Summer Archives

Ricardo Sandoval

Class of: 2020

Understanding Feature Selection Practices for Social Work Researchers Implementing effective poverty-alleviation programs in the US requires understanding the dynamics of poverty and its interactions with domains including health and nutrition. Computational advances have given data scientists tools to study poverty from multiple angles. For instance, Blumenstock, Cadamuro, and On (2015) use phone metadata to infer an individual’s socioeconomic status. These inferences can then be aggregated to examine the distribution of wealth of a particular nation. Other data scientists have used satellite imagery to construct indicators of regional poverty (Blumenstock 2016), and search for extremely poor villages in order to target aid to these (Abelson, Varshney, and Sun 2014).
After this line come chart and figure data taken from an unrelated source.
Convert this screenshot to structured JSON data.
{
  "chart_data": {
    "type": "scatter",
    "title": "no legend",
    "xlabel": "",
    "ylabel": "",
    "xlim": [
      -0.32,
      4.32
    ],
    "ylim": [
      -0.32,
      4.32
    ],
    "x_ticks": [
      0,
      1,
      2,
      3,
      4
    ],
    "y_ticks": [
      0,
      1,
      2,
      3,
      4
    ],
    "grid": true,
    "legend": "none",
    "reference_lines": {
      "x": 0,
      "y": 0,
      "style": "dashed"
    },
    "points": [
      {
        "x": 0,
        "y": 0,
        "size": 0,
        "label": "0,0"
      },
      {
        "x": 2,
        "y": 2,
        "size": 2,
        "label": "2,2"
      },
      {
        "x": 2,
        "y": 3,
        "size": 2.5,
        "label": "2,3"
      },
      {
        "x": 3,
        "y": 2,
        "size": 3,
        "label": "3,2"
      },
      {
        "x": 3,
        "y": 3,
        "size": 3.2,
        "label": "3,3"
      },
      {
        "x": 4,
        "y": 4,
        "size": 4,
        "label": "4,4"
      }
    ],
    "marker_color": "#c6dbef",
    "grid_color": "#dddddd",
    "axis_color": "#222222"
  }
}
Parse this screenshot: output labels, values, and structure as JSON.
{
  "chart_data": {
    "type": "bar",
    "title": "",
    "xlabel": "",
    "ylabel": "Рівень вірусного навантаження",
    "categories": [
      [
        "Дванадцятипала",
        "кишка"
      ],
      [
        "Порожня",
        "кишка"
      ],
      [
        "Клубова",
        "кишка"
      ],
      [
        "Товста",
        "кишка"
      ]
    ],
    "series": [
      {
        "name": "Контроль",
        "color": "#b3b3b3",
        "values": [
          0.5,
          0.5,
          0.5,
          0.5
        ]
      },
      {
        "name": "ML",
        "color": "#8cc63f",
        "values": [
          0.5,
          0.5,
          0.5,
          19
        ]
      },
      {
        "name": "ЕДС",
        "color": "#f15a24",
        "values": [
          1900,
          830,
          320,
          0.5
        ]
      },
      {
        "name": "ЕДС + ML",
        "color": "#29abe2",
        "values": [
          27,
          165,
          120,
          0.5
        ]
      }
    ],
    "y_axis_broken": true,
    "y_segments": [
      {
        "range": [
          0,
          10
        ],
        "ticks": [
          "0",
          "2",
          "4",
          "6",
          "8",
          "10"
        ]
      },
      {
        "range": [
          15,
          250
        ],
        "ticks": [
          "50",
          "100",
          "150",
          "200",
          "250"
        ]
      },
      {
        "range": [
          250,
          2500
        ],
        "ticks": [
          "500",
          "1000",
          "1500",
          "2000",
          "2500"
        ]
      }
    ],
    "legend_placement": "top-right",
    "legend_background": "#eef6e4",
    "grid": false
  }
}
Despite significant computational advances, data scientists remain limited in their ability to accurately predict poverty outcomes. Many empirical studies show that, in fact, regression based analyses conducted using a handful of features selected by domain experts can outperform sophisticated ones based on several hundreds or thousands of features. In this project, we pursue two lines of inquiry inspired by this discrepancy: first, we ask whether feature selection techniques can give us insights into the impact of health and nutrition on poverty outcomes, even despite the limitations to accurately predict poverty outcomes. We use a large-scale administrative dataset -- Survey of Income and Program Participation (SIPP) -- to explore this computational question. Second, we examine the feature selection practices of social work researchers. We conduct a user-stud based on in-depth interview about data practices and feature selection practices of social work researchers, including when these practices may vary from those of data scientists.